La nouvelle fille

114 16 11
                                    

      Aujourd'hui, c'est mon premier jour au lycée, le pire de toute l'année je pense. Moi c'est Rose. La fille que vous voyez là seule sur un banc, et bah c'est moi. L'histoire commence bien n'est-ce pas ? Dans mon ancien lycée, tous les jours, j'entendais « T'aurais pas un snap ? », «Salut beauté!» ou « Roh t'es magnifique, tu voudrais pas sortir avec moi par hasard?». 

     Bref j'avais été populaire à ma façon : en étant la plus belle du lycée mais aussi la plus inaccessible. Tout le monde sait que les hommes ont le goût de l'interdit. Heureusement d'ailleurs! Sinon comment on aurait fait pour traverser des mers houleuses, à la découverte de nouveaux horizons; comment on aurait fait pour créer l'énergie nucléaire et surtout comment on aurait fait si l'on ne se risquait jamais à avouer ses sentiments à quelqu'un. Vous le voyez aussi bien que moi, les hommes abattent des montagnes. Mais n'arrivent pas à me conquérir. Je ne suis jamais tombée amoureuse.
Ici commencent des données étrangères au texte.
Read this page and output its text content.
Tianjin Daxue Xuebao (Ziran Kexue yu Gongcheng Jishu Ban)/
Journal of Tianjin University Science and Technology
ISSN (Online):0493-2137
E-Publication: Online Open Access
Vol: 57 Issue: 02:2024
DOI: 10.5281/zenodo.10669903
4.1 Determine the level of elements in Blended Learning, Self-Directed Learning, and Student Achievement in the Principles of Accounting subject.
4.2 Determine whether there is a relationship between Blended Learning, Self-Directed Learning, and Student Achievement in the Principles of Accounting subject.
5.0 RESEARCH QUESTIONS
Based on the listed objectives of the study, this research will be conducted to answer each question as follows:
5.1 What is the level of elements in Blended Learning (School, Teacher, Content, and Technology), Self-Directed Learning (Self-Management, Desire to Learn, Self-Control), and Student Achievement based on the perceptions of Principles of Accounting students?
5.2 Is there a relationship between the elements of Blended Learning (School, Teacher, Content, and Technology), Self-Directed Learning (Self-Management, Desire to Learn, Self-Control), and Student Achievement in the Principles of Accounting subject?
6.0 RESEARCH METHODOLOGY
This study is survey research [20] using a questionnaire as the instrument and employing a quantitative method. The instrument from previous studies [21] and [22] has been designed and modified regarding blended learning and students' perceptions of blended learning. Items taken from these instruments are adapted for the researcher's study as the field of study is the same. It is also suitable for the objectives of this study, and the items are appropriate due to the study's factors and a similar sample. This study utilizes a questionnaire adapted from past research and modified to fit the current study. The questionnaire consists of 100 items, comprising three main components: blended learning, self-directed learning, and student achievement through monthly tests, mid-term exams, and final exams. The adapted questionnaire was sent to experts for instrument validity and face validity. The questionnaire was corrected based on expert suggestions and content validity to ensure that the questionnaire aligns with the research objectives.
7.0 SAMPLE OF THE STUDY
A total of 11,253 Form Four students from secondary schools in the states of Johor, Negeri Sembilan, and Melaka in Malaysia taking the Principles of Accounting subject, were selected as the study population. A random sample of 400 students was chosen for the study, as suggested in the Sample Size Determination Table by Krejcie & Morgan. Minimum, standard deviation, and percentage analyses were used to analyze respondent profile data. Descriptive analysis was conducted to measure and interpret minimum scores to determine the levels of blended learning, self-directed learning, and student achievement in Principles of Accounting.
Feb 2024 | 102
     Femme fatale, j'avais le lycée à mes pieds. J'étais littéralement au sommet de l'échelle sociale. Je n'étais même pas une "parvenue" comme on les appelle ici, à Emerton High School. Les parvenus étaient des gens qui avaient grimpé l'échelle sociale grâce à un acte héroïque, comme par exemple répondre à un prof. Oui oui ici c'était mission impossible de répondre à un prof sans se prendre une sévère punition. Ainsi, il fallait un sacré courage pour oser être insolent avec les profs.
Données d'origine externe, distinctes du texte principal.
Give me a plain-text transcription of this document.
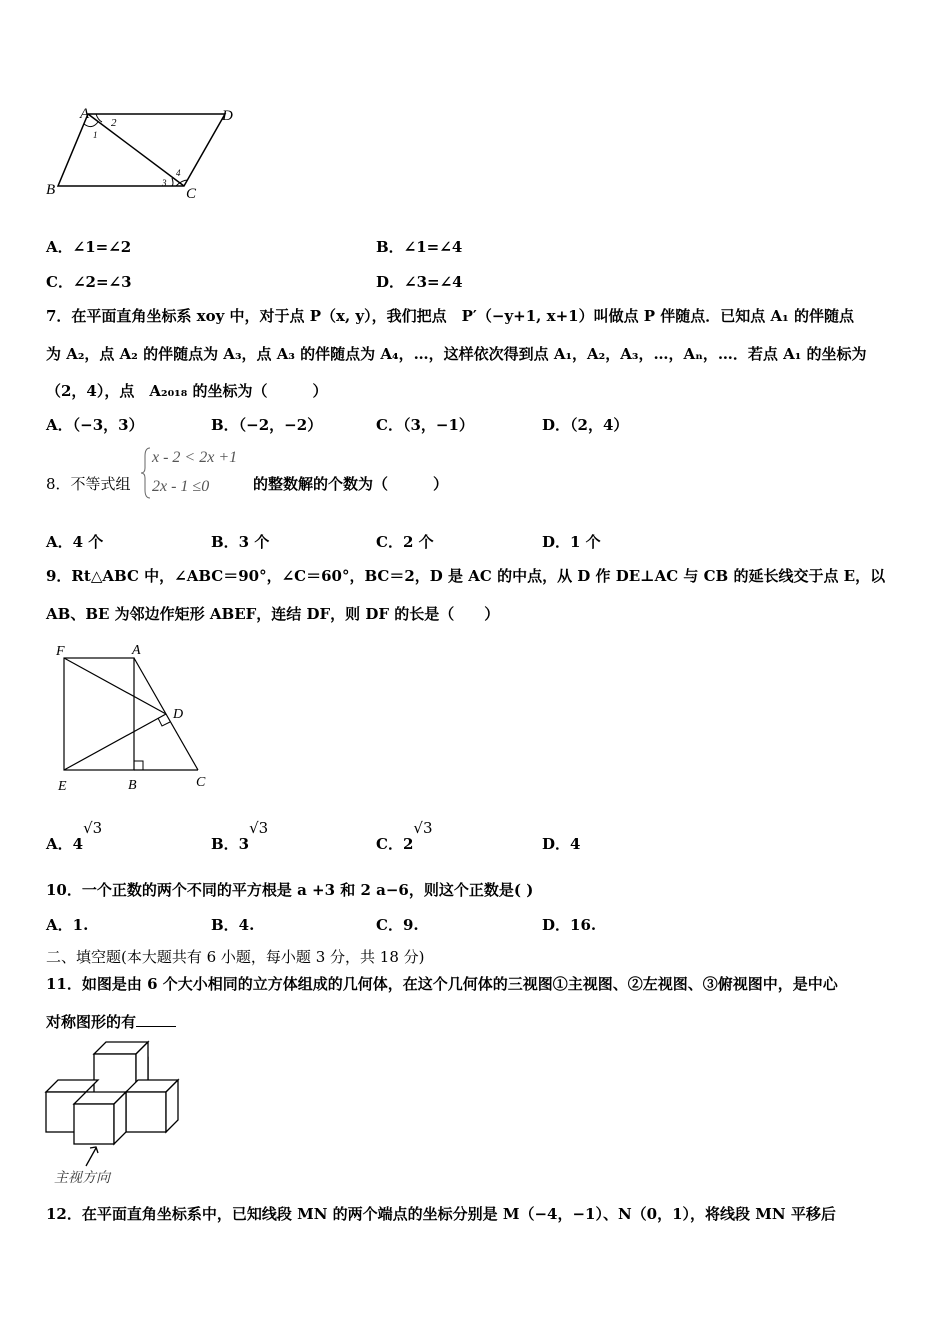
A	D
B	C
1
2
3
4
A．∠1=∠2	B．∠1=∠4
C．∠2=∠3	D．∠3=∠4
7．在平面直角坐标系 xoy 中，对于点 P（x, y），我们把点　P′（−y+1, x+1）叫做点 P 伴随点．已知点 A₁ 的伴随点
为 A₂，点 A₂ 的伴随点为 A₃，点 A₃ 的伴随点为 A₄，…，这样依次得到点 A₁，A₂，A₃，…，Aₙ，…．若点 A₁ 的坐标为
（2，4），点　A₂₀₁₈ 的坐标为（　　　）
A．（−3，3）	B．（−2，−2）	C．（3，−1）	D．（2，4）
8．不等式组
x - 2 < 2x +1
2x - 1 ≤0	的整数解的个数为（　　　）
A．4 个	B．3 个	C．2 个	D．1 个
9．Rt△ABC 中，∠ABC＝90°，∠C＝60°，BC＝2，D 是 AC 的中点，从 D 作 DE⊥AC 与 CB 的延长线交于点 E，以
AB、BE 为邻边作矩形 ABEF，连结 DF，则 DF 的长是（　　）
F	A
D
E	B	C
A．4√3
B．3√3
C．2√3
D．4
10．一个正数的两个不同的平方根是 a +3 和 2 a−6，则这个正数是( )
A．1.	B．4.	C．9.	D．16.
二、填空题(本大题共有 6 小题，每小题 3 分，共 18 分)
11．如图是由 6 个大小相同的立方体组成的几何体，在这个几何体的三视图①主视图、②左视图、③俯视图中，是中心
对称图形的有
主视方向
12．在平面直角坐标系中，已知线段 MN 的两个端点的坐标分别是 M（−4，−1）、N（0，1），将线段 MN 平移后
     Il y avait bien d'autres facteurs pour devenir populaire. Les actes héroïques les plus commentés se déroulaient sur le terrain de football américain. Et pour ça, je peux vous dire que des héros on en voyait beaucoup sur le terrain. Ça sentait fort la testostérone, les muscles dépassaient de partout et puis, quand un footballeur vous parlait, il vous cachait le soleil. Par-ailleurs, il savait faire de ces choses... Pirouettes, acrobaties folles, retournements de situation, salto, double salto, plongeon de plusieurs mètres, etc. Certains joueurs, comme Barty, avaient la capacité de sauter au-dessus des joueurs en faisant un salto. Ils avaient ainsi l'honneur de siéger à un plus haut statut social que moi. C'est dire! Sans avoir intégré de club en particulier ou être particulièrement douée dans un domaine, on m'avait élue favorite de l'école. Ceci était une sorte de concours Miss France au lycée. Tout le monde pouvait participer, même les garçons. Sans surprise, Barty avait été nommé favoris à mes côtés. Il y avait cinq favoris, en tout.

      Parmi nous, il y avait même un écrivain à renommée nationale. Au sein d'un pays aussi grand que les États-Unis, ça n'était pas rien. En plus, notre lycée -assez moyen on va dire- se trouvait dans le Dakota du Nord, ce qui rendait encore plus difficile l'émergence de nouvelles stars. Nous étions loin d'Hollywood dans cet endroit.

      De mon côté, je me foutais d'être connue nationalement. Tout ce que je voulais, c'était garder mon petit fan club au sein du lycée. Ainsi, j'étais toujours accompagnée comme un rayon de soleil. Seules les personnes les plus impopulaires n'étaient pas autorisées à demeurer avec moi. Je ne vais pas vous faire un dessin: les gens harcelés je m'en contrefichais. Par-contre, oh la la les beaux gosses stupides... 

     Attention il n'y avait pas qu'eux! Et je me gardais bien de les intégrer à mon cercle d'amis le plus proche. Les hommes fatals étaient justement trop fatals pour être dignes de confiance. Mes «amis » -comme les gens de basse condition les appellent- étaient constitués d'une joyeuse bande, tous plus drôles et cools les uns que les autres. Quand nous marchions dans les couloirs de Emerton High School, nous étions les Avengers. Allez maintenant que je me suis mis à en faire l'éloge, parlons-en de ce cercle d'amis le plus proche. Vous semblez impatients. 

     Tout d'abord, il y avait Jonathan, quaterback tout le temps joyeux et plutôt craquant. Ensuite, il y avait Christina, elle c'était ma bestie, nous passions tout notre temps ensemble aux USA. Puis, j'avais Raoul, surfer bronzé, un peu sombre mais sympa; Mat, un joueur de golf stupide mais drôle; Emily, une blonde avec beaucoup d'énergie; Tania, une petite chinoise craquante avec qui je faisais la bad girl.